La famille sans fessée et comme la cité de la dignité humaine sans châtiments corporels.
De A jusqu’à presque Z, ce beau dictionnaire érudit le démontre pleinement. En le refermant, on reste songeur.
Pourquoi ne pas envisager un second tome intitulé : Dictionnaire du câlin et des caresses. Choyer et embrasser? Tout un programme bienvenu dans le marasme ambiant des corps malmenés et contrits.
Isabelle Poutrin et Élisabeth Lusset (direction), Dictionnaire du fouet et de la fessée. Corriger et punir, Paris, février 2022, puf, 773 pages.
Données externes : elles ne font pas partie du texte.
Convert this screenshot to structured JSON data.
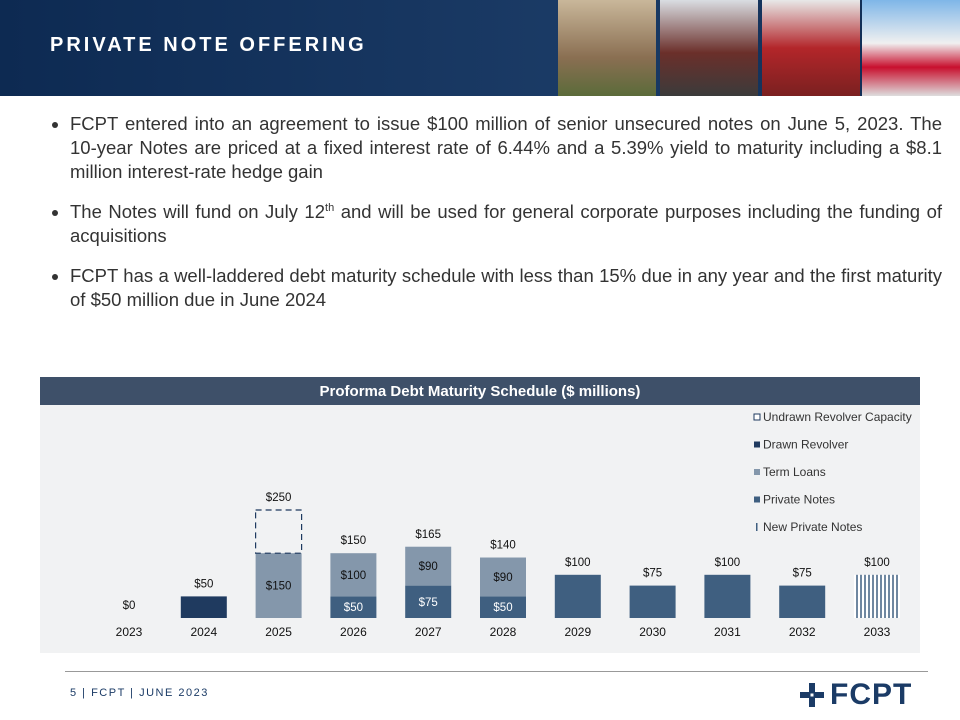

Dans nos société féminisées et supposément non violentes, on a substitué la pédagogie de la manipulation, du harcèlement et de l’exclusion à la pédagogie de l’effroi.
Peut-être moins violente physiquement mais tout aussi brutale (voire plus).
De nos jours on ne tue plus et on ne frappe plus comme dans le passé. On pousse au suicide.
Quant à la discipline sociale, je crois qu’elle a encore de très beaux jours devant elle.
J’ai aujourd’hui 62 ans. Quand j’étais enfant il est arrivé une bonne dizaine de fois que mes parents excédés par nos sottises de gosses, décident de m’administrer, à moi ou à l’un de mes frères, une bonne fessée. Il est aussi arrivé que ce soit la cravache. Jamais, ni moi ni aucun de mes frères n’avons ressenti cela comme un humiliation, ni comme un traumatisme. C’était juste une petite sanction, acceptée et jugée légitime par ceux qui la recevaient, même pas douloureuse, pour marquer qu’on avait fait une bêtise. C’était anodin, sans aucune gravité. Et c’était vite oublié. En y repensant, cela fait plutôt sourire. Mes parents n’étaient pas, n’on jamais été et ne sont toujours pas (ils sont encore en bonne santé) autoritaires, ni durs, ni incompréhensifs, ni même particulièrement stricts. Tout au contraire. Ce n’étaient pas non plus des parents bornés ou attachés à des principes rétrogrades. Mon père était professeur d’université, comme M. Porret. Quand on voit l’importance donnée à cette question par la pseudo intelligentsia gauchiste actuelle, on a la meilleure preuve que cette intelligentsia est inepte, ridicule et ne peut que conduire notree société dans des faux problèmes et des impasses. La théorie du genre est frapadingue, mais la diabolisation de la fessée est simplement ridicule.
Histoire et anthropologie de la violence domestique ne riment pas avec “diabolisation”.
Merci de nous rappeler la chanson de Jacques Dutronc, un morceau d’anthologie qui m’a fait éclater de rire! “L’Opportuniste” du même auteur est pas mal non plus et n’a également pas pris une seule ride en un demi-siècle.